A total of eight Whitehall departments and some police forces are using the burgeoning technology to make life-altering decisions for members of the public, reported the Guardian.
In one case, Labour MP Kate Osamor claimed that an algorithm used by the Department of Work and Pensions (DWP) to detect fraud may have led to dozens of Bulgarians having their benefits suspended.
Meanwhile, an internal Home Office evaluation seen by the Guardian showed that an algorithm used to indicate sham marriages disproportionately singled out people from Albania, Greece, Romania and Bulgaria.
Several police forces are using AI tools and facial recognition cameras for surveillance and to predict and prevent future crimes. The investigation claims that when the sensitivity settings are dialled down on the cameras – as they may be in an effort to catch more criminals – they incorrectly detected at least five times more black people than white people.
The findings come as the UK prepares to host an international summit on AI at Bletchley Park. The event is viewed as a means for the UK to stamp its authority on AI regulation, and grapple with the existential threat some luminaries, including Elon Musk, believe it poses.
But while the summit focuses on the headline-grabbing future of the technology, Britain is already harnessing AI in many areas that affect the lives of everyday people.
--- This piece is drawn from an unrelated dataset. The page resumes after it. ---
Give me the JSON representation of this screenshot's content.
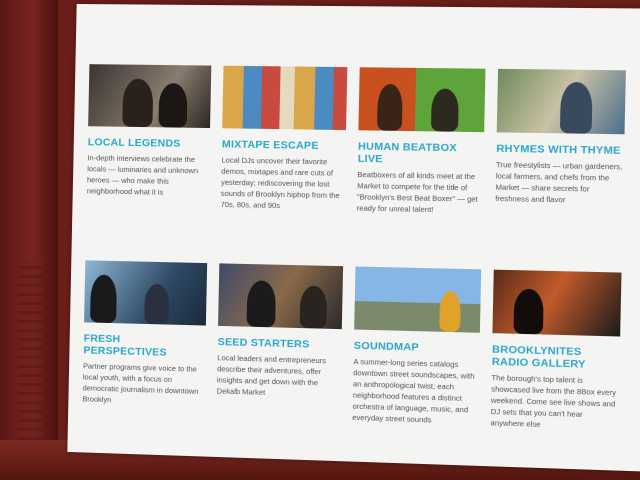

The wide-ranging use of the AI in the public sector was uncovered after the Cabinet Office began encouraging departments and law enforcement to voluntarily disclose their use of the tech, specifically when it could have a material impact on the general public.
A separate database compiled by the Public Law Project also tracks the automated tools used by the government and ranks them based on transparency.
Experts and tech insiders have repeatedly warned that AI can reinforce biases that are engrained in the datasets used to train the systems. After pressure from rights groups over the dangers of predictive policing and face recognition surveillance, the EU passed a landmark AI law earlier this year banning the systems.
The DWP told the Guardian that its algorithm does not take nationality into account. And both the DWP and the Home Office insisted that the processes they use are fair because the final decisions are made by people. The Met did not respond to the findings.
John Edwards, the UK’s information commissioner, said he had examined many AI tools being used in the public sector, including the DWP’s fraud detection systems, and not found any to be in breach of data protection rules.